SUMMARY
This paper, that was published in 1999, reviews principles that can be used when coupling automated services with direct manipulation. Multiple principles for mixed-initiative UI have been listed in this paper, such as developing significant value-added automation, inferring ideal action in the light of costs, benefits, and uncertainties, continuing to learn by observing, etc. The author focusses on the LookOut project – an automated scheduling service for Microsoft Outlook – which was an attempt to aid users in automatically adding appointments to their calendar based on the messages that were currently viewed by the user. He then discusses about the decision-making capabilities of this system under uncertainty – LookOut was designed to parse the header, subject, and body of a message and employ a probabilistic classification system in order to identify the intent of the user. The LookOut system also offered multiple interaction modalities which included direct manipulation, basic automated-assistance, social-agent modality. The author also discusses inferring beliefs from user goals as well as mapping these beliefs to actions. The author discusses the importance of timing these automated services such that they are not invoked before the user is ready for the service.
REFLECTION
I found it very interesting to read about these principles of mixed-initiative UI considering that they were published in 1999 – which, incidentally, was when I first learnt to use a computer! I found that the principles being considered were fairly wide-spread considering the year of publication. However, principles such as ‘considering uncertainty about use’s goals’ and ‘employing dialog to resolve key uncertainties’ could have perhaps been addressed by performing behavior modeling. I was happy to learn that the LookOut system had multiple interaction modalities that could be configured by the user and was surprised to learn that the system employed an automated speech recognition system that was able to understand human speech. It did, however, make me wonder about how this system performed with respect to different accents; even though the words under consideration were basic words such as ‘yes’, ‘yeah’, ‘sure’, I wondered about the performance of the system. I also thought that it was nice that the system was able to identify if a user seemed disinterested and that the system waited in order to obtain a response. I also felt that it was a good design strategy to implement a continued training mechanism and that users could dictate a training schedule for the same. However, if the user were to dictate a training schedule, I wonder if it would cause a difference in the user’s behavior versus if they were to act without knowing that their data would be monitored at that given point in time (consent would be needed, but perhaps randomly observing user behavior would ensure that the user is not made too conscious about their actions).
QUESTIONS
- Not having explored the AI systems of the 90s, I am unaware about the way these systems work. The paper mentions that the LookOut system was designed to continue to learn from users, how was this feedback loop implemented? Was the model re-trained periodically?

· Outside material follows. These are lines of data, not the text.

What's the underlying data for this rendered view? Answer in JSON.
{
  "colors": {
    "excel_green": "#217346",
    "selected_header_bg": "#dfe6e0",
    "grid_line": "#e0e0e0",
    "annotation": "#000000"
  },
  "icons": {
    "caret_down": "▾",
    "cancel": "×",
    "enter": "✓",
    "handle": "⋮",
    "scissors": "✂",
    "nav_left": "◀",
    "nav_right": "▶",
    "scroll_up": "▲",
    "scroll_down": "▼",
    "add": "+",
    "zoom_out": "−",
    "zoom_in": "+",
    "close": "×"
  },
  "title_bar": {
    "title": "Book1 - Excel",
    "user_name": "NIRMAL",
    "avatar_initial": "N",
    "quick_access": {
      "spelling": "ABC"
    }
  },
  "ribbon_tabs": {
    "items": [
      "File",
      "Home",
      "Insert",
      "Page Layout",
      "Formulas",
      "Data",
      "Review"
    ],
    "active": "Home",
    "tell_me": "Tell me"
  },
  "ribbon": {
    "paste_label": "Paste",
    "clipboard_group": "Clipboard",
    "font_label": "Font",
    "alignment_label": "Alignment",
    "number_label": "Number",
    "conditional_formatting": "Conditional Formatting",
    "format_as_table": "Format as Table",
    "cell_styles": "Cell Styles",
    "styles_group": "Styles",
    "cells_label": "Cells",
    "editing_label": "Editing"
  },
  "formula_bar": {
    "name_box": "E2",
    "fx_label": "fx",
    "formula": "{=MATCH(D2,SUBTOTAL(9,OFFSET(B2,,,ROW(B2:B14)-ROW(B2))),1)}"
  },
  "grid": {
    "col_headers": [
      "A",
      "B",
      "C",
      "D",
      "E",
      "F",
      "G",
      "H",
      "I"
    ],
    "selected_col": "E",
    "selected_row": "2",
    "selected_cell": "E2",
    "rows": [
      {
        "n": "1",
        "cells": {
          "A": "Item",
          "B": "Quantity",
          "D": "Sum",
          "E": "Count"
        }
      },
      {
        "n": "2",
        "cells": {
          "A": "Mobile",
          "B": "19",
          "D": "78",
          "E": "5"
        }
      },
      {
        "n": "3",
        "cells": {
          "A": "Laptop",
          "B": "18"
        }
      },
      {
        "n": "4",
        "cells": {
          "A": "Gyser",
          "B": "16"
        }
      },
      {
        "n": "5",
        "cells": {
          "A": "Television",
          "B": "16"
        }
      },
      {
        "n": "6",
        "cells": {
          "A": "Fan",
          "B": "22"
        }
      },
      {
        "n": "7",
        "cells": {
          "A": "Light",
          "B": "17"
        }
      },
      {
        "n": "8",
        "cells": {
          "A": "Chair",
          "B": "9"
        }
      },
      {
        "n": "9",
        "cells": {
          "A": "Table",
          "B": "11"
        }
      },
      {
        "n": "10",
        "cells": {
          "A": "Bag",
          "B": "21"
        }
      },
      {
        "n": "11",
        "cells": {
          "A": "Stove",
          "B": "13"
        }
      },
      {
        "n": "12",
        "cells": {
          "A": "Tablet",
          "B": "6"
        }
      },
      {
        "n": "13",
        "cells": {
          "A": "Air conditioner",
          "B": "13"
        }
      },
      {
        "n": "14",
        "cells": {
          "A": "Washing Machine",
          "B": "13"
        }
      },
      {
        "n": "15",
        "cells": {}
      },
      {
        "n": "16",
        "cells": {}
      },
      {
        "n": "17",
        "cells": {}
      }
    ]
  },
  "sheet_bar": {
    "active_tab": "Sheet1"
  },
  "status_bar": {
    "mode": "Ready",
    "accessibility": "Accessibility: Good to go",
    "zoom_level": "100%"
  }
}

- Since data and the bias present in the data used to train a model is very important, how were the messages collected in this study obtained? The paper mentions that the version of LookOut being considered by the paper was trained using 500 relevant and 500 irrelevant messages – how was this data obtained and labeled?
- With respect to the monitoring of the length of time between the review of a message and the manual invocation of the messaging service, the authors studied the relationship based on the size of the message and the time users dwell on the same. What was the demographic of the people used as part of this study? Would there exist a difference in the time taken when considering native versus non-native English speakers?